23 ¶ 40 True, a party may be equitably estopped from asserting the
statute of limitations. See Thurman v. Tafoya, 895 P.2d 1050, 1058
(Colo. 1995). But claimant had to establish several factors to
successfully invoke the doctrine.
To invoke the doctrine of equitable estoppel, a party who relies to his detriment on an affirmative promise must show that the promisor may have reasonably expected to induce action or forbearance of a material character. Moreover, the claimant must show that reasonable reliance on these assertions discouraged the claimant from bringing suit within the applicable time period. A party, however, may not rely on the mere non-committal acts of another in order to establish equitable estoppel.
Id. at 1058 (citations omitted).
¶ 41 As both the City and the Panel point out, claimant has not
established these elements. In particular, claimant has not shown
that (1) the City made any “affirmative promise” to him; (2) the City
“reasonably expected” him to rely on its (undisclosed) promise; (3)

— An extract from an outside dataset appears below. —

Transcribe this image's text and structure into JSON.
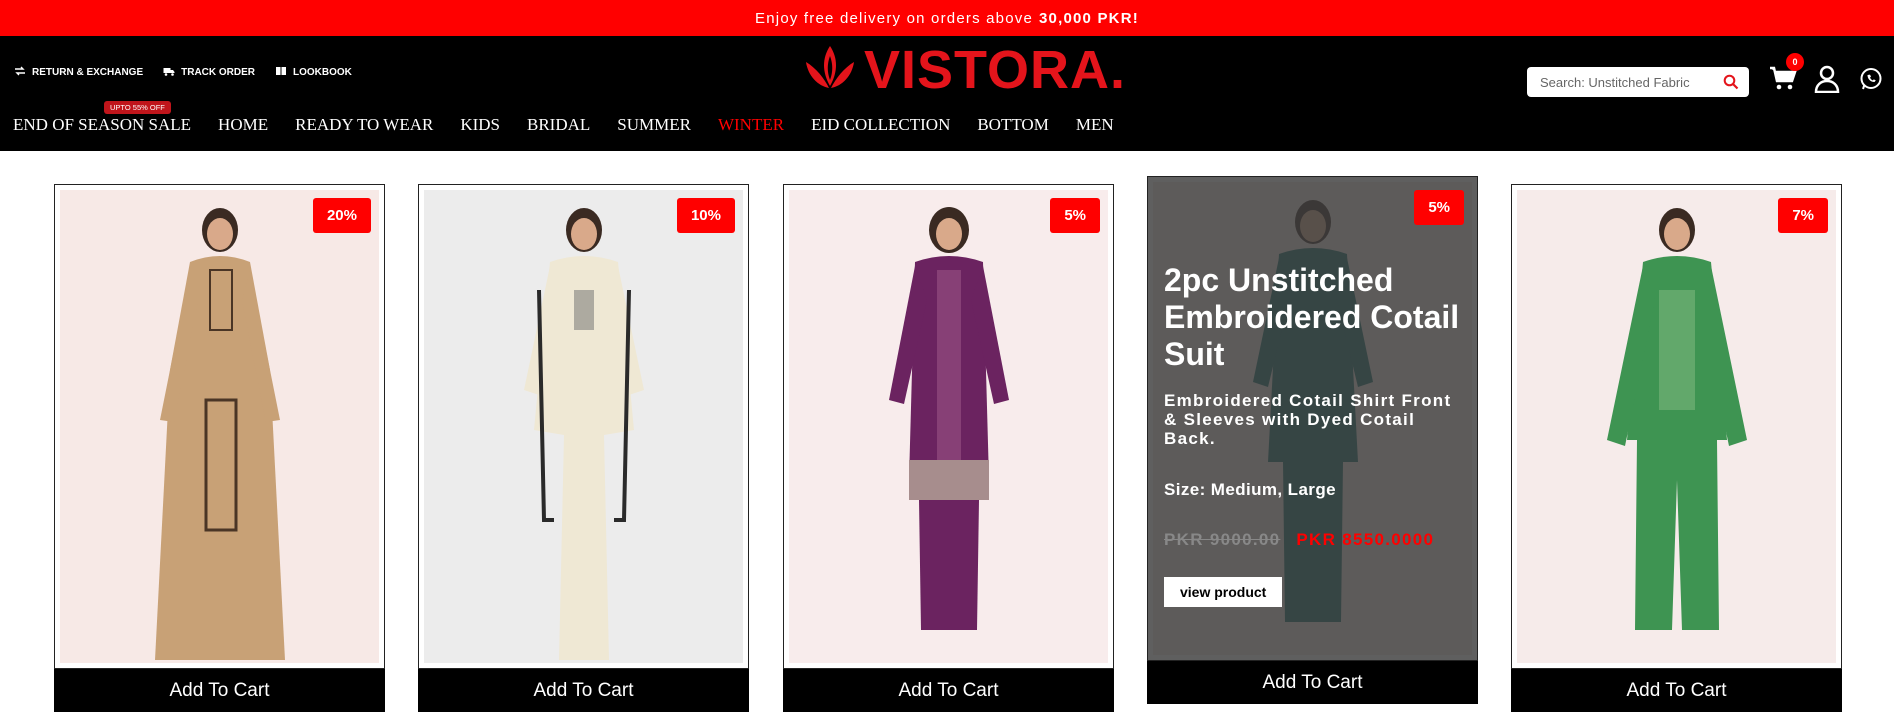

he was discouraged from pursuing his claim because he relied on
the City’s unidentified promises; or (4) he relied on that language
when he delayed filing his claim. See id. The City’s notice of
contest was filed on a Division-prepared form. The City did not
24 draft any of the boilerplate language contained therein, including
the instructions for requesting an expedited hearing. Because the
City never expressly directed the boilerplate language to claimant,
he cannot now claim it constituted a promise from the City to him
or that the City had any expectation that he would rely on it to his
detriment.
¶ 42 More importantly, claimant admits that he filed his claim for
compensation late because “the filing of an Application for Hearing
awaited the decisions of the Colorado Supreme Court concerning
burdens of proof under [section] 8-41-209.” He thus implicitly
concedes that his decision to file his application for hearing after
the statute of limitations had expired was unrelated to the
advisement addressing expedited hearings in the City’s notice of
contest form, and he cannot now claim that language in the notice
of contest induced him to delay filing his claim. In the absence of
any detrimental reliance, claimant cannot establish equitable
estoppel.
¶ 43 Accordingly, we reject this contention, as well.
IV. Conclusion
¶ 44 The order is affirmed.
25 JUDGE J. JONES and JUSTICE MARTINEZ concur.